The major thrust area of the work-plan for the period 2005-2008 includes genetic enhancement of rice in terms of yield and quality. It concentrates on exchanging germplasm and sharing knowledge so as to develop promising rice hybrids suitable for large scale cultivation in India. The main objective of the collaboration is to apply genomic and bioinformatic technologies to discover useful genes for increasing rice productivity in India. The agreement provides for exchanging knowledge, technologies and material and executing research programmes that are beneficial for the country’s rice production. One of the major activities will be to identify constraints to large scale adoption of hybrid rice in India and develop strategies to overcome them.
The work-plan gives emphasis on enriching rice grain with Iron (Fe) and Zinc (Zn) through fertilizer use. Deficiency of iron and zinc is widespread in rice eating population particularly among women. The project aims to enrich the rice growing environment with iron and zinc so that the nutrition of poor rice eating populations can be improved.
Another thrust area under the agreement is to develop resilient rice varieties for drought-prone environments. Drought is the major constraint to rice production on at least 17 million ha of rainfed Riceland in India. It also affects production on about 4 million ha in dry irrigated areas dependent on surface irrigation. Thus, the thrust will be to deliver farmer-preferred varieties with improved drought tolerance and high yield potential within 6 years.

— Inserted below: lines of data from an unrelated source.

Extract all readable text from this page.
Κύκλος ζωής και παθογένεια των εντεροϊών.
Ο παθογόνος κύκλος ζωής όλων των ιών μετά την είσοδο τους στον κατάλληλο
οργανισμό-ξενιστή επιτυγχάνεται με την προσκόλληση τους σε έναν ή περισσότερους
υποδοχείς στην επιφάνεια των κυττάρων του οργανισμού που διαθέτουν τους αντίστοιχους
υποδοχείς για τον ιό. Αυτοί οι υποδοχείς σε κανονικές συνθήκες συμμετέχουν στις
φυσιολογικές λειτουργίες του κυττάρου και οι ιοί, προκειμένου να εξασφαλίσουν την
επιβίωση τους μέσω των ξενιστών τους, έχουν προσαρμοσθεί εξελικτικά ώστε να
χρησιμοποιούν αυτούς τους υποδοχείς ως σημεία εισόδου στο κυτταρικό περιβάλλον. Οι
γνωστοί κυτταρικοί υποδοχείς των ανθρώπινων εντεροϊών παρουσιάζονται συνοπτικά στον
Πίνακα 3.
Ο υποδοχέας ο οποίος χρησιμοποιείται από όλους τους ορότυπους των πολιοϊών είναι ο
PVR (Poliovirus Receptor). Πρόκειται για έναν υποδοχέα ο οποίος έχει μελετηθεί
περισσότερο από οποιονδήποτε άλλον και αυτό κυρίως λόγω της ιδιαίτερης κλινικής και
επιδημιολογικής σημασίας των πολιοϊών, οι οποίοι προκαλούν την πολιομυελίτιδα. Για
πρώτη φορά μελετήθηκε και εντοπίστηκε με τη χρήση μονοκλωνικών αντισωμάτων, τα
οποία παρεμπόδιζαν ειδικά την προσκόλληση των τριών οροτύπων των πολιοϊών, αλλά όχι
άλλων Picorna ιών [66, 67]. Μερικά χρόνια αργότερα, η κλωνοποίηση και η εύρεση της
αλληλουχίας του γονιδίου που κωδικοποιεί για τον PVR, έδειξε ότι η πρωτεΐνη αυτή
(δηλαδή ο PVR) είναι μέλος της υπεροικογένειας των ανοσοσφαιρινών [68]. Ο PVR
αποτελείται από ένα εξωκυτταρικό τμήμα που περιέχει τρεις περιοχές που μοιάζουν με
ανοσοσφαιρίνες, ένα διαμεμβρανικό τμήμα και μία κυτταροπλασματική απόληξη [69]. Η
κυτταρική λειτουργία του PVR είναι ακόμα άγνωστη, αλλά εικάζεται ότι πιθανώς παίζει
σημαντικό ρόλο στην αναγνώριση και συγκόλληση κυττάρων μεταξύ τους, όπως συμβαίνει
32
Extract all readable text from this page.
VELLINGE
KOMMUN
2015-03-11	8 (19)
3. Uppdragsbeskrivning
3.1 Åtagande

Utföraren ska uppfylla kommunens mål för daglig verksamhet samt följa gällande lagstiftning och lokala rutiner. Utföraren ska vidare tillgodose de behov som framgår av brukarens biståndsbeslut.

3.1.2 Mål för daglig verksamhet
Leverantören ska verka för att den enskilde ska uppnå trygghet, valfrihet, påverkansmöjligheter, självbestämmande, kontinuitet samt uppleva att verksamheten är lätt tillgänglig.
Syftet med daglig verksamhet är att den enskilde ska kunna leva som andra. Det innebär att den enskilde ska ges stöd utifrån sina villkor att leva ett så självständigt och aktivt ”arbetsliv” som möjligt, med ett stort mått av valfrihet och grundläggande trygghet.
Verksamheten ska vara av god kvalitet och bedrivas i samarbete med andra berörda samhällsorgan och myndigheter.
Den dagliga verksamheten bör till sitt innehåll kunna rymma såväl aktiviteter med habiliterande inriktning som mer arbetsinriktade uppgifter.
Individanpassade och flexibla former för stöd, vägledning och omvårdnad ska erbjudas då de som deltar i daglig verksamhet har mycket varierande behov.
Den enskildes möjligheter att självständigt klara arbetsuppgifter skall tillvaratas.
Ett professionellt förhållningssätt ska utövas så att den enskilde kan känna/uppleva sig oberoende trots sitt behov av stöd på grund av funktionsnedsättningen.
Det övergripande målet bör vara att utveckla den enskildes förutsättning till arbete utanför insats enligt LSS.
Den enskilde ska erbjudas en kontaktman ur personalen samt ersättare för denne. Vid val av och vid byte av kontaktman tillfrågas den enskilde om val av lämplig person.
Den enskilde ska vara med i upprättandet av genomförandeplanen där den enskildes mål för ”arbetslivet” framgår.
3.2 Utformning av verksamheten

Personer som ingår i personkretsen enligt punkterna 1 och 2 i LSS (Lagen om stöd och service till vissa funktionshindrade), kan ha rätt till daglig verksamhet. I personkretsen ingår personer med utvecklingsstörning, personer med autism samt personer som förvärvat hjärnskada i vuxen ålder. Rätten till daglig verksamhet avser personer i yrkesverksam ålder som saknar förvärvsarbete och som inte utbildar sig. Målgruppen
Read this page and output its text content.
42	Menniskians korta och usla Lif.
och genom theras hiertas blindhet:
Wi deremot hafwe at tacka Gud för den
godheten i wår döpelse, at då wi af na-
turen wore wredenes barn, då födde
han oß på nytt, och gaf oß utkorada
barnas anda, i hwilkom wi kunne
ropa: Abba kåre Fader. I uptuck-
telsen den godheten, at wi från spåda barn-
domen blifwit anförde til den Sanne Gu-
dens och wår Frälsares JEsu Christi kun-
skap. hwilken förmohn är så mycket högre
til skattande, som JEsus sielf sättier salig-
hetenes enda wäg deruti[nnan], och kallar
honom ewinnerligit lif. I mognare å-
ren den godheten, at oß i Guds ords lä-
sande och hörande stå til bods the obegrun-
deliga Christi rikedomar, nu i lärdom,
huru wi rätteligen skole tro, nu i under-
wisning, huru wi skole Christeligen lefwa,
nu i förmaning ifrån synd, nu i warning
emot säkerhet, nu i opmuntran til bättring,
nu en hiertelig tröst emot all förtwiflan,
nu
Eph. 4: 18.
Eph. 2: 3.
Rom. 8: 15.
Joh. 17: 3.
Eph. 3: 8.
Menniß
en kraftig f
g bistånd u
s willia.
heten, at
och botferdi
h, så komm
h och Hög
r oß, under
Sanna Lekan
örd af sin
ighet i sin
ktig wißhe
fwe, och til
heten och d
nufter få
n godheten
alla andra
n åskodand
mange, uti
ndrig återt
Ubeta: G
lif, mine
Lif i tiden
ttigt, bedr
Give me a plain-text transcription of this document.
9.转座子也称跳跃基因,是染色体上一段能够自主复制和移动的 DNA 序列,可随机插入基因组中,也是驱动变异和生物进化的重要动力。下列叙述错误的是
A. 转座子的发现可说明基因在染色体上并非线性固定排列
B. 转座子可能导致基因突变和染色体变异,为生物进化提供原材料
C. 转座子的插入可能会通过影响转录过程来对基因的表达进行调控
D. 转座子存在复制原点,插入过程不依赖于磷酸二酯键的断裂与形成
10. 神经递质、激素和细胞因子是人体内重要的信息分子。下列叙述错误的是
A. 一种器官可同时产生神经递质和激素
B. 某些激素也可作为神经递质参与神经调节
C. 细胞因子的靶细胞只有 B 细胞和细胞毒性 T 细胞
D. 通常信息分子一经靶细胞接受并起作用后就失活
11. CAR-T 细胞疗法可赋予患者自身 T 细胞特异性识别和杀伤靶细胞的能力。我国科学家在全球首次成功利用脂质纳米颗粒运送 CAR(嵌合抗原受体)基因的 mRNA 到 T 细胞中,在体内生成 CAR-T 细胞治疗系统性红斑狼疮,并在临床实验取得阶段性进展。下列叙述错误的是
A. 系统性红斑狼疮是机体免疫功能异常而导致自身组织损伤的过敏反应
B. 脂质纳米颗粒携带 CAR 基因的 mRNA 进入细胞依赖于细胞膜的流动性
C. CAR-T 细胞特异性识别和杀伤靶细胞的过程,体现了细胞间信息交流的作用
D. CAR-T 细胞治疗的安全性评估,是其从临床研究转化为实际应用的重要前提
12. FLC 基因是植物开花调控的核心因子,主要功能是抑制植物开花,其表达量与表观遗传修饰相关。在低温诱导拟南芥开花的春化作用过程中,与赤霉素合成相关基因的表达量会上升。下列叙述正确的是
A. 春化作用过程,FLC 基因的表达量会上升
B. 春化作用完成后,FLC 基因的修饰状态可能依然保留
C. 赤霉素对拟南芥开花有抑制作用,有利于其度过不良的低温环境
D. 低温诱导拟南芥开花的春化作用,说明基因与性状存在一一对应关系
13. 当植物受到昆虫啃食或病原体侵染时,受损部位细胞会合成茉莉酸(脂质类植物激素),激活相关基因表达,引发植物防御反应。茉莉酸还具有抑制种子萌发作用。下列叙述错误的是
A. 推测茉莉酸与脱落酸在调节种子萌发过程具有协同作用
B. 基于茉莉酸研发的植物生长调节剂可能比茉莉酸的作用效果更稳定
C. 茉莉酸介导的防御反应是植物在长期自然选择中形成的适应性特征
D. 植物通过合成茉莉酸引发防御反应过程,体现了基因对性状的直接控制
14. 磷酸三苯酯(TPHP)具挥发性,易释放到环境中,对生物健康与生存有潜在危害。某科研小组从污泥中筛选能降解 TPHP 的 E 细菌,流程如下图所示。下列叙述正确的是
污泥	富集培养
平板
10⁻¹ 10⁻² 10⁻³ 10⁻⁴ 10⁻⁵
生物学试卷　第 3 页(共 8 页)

Both the organizations would also collaborate in the crop resource management, socioeconomic studies, human resource development and joint publications on rice research. Improving productivity and livelihood for fragile environments, developing technologies to harness the productivity potential of salt-affected areas of the Indo-Gangetic Plains and investigating the physiological basis of submergence tolerance under rainfed lowland, develop nitrogen, residue and weed management for minimum-tilled rice production systems that are efficient in labor, water, energy, and agro-chemical use and develop aerobic rice system are other thrust areas.
More than 15,000 of about 80,000 accessions in the International Rice Genebank (IRG) are from India. These have provided vital traits to IRRI rice breeding programmes for disease and insect resistance, and salinity and submergence tolerance. Oryza nivara, a wild rice from Uttar Pradesh, was, until recently, the only known source of resistance to grassy stunt virus.
The previous work-plan (2001-2004) resulted in exchange of significant amount of rice germplasm. About 220 breeding lines from 22 sources were used in the rice breeding programme in India. Also, an efficient marker assisted selection system was developed for the successful transfer of a major gene. The results of previous work-plan demonstrated that modest N applications (40 kg/ha) increased upland rice productivity by over 40% on average.
Rice is the staple food of two thirds of Indians and source of income and employment for more than 100 million farming families in rural India. India is now the second largest producer of rice. During 2001-2002, a record 93.34 million tons of rice was produced. Area under hybrid rice increased from 200,000 ha in 2001 to 560,000 ha in 2004 and Hybrid Rice seed yields increased from 800 kg/ha in 2001 to 1200 kg/ha in 2004. This has been possible through innovative research and development of technologies by the Indian scientists and their adoption by the farmers.